A follow-up study in 2012 found that this result was due to the ability of individuals to integrate the host culture with their home culture – these individuals, who identified with both cultures (i.e. they became bicultural) showed enhanced creativity compared with individuals who identified with only a single culture. This is because biculturals have greater levels of integrative complexity, which is the ability to consider and combine multiple perspectives.
This isn’t just the case for world travellers – if people can integrate their own different identities (cultural and beyond), they can better tap into and combine the knowledge from these different identities and therefore are more creative
This 2007 collection of three studies found a positive relationship between people with high identity integration (ability to perceive their multiple identities as compatible rather than conflicting) and creativity in three groups of individuals with multiple social identities. While one group was Asian American biculturals, the same results were also found for female engineers and faculty members with two disciplinary affiliations.
This 2013 study looked into identity integration for mixed-race individuals, and found that positive bicultural experiences at home may help individuals to integrate their biracial identities and therefore enhance creativity.
A new personalisable children’s book, A Child of Two Worlds, has been designed with this in mind – to help dual-heritage children to explore the identities of their two nationalities and understand that these two worlds come together within their own identity and family.

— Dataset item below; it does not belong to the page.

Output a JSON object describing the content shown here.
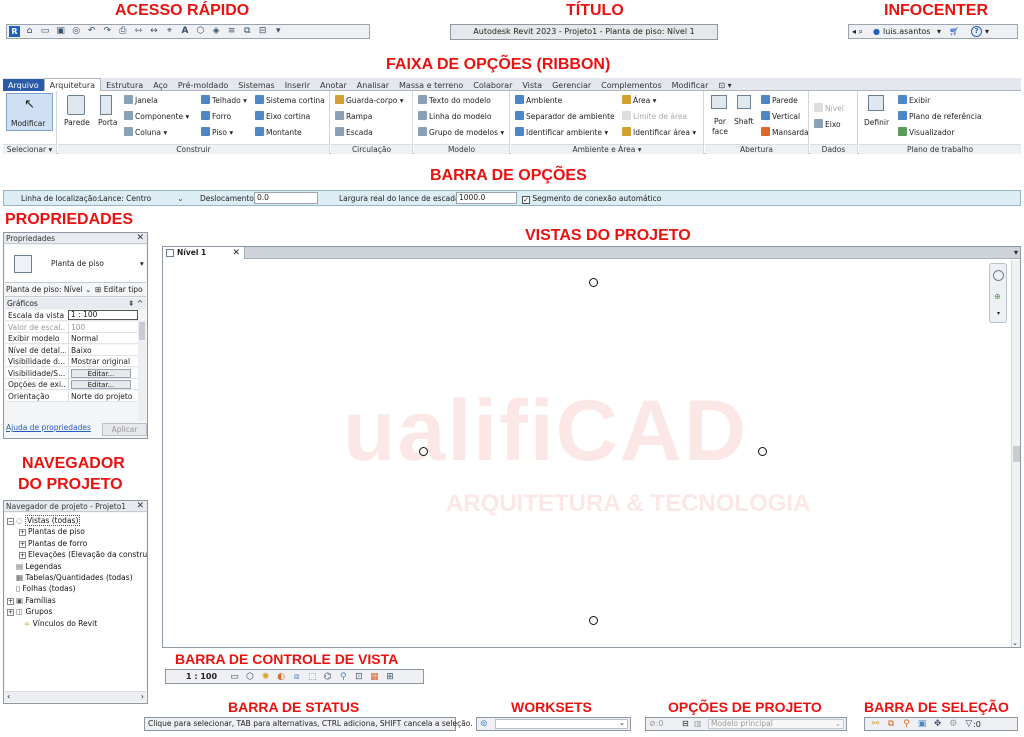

Some organisations intentionally give creative roles to people who are able to personally integrate their different cultural identities in this way
According to top management at L’Oréal, the main reason for the company’s success in emerging markets has been their strategy to use professionals with multicultural backgrounds in new-product development i.e. the company’s most critical source of competitive advantage. These multicultural individuals are naturally able to understand the norms and behaviors of multiple cultures, draw analogies among cultural groups, and have developed a flexible perspective – all of which can enable powerful innovation. As one director put it: “Their background is a kind of master class in holding more than one idea at the same time. They think as if they were French, American, or Chinese, and all of these together at once.”
So what does this teach us?
Firstly, we all naturally have different parts of our identity. If we can find a way of integrating them and forming a cohesive, authentic version of ourselves that is an amalgamation of the different parts of ourselves – and we are in society, workplace and home environments that allow us to be our fullest selves – we will naturally be more creative due to our unique perspective and ability to combine ideas.
Secondly, we can improve this individual diversity of thought by exposing ourselves to lots of different ideas and viewpoints. This broadens the mind by increasing the knowledge / idea pools we can draw from, and further develops our ability to combine ideas.
Thirdly, teams should be diverse to allow the team to benefit from the diversity of thought brought by each team member. This has the additional benefit of exposing each team member to the multiple perspectives and worldviews of the rest of the team, thus also increasing their own individual creativity. In order to access these creativity benefits, organisations must remember the importance of deep-level diversity rather than surface-level diversity, and not neglect the importance of good management and a supportive environment for innovation.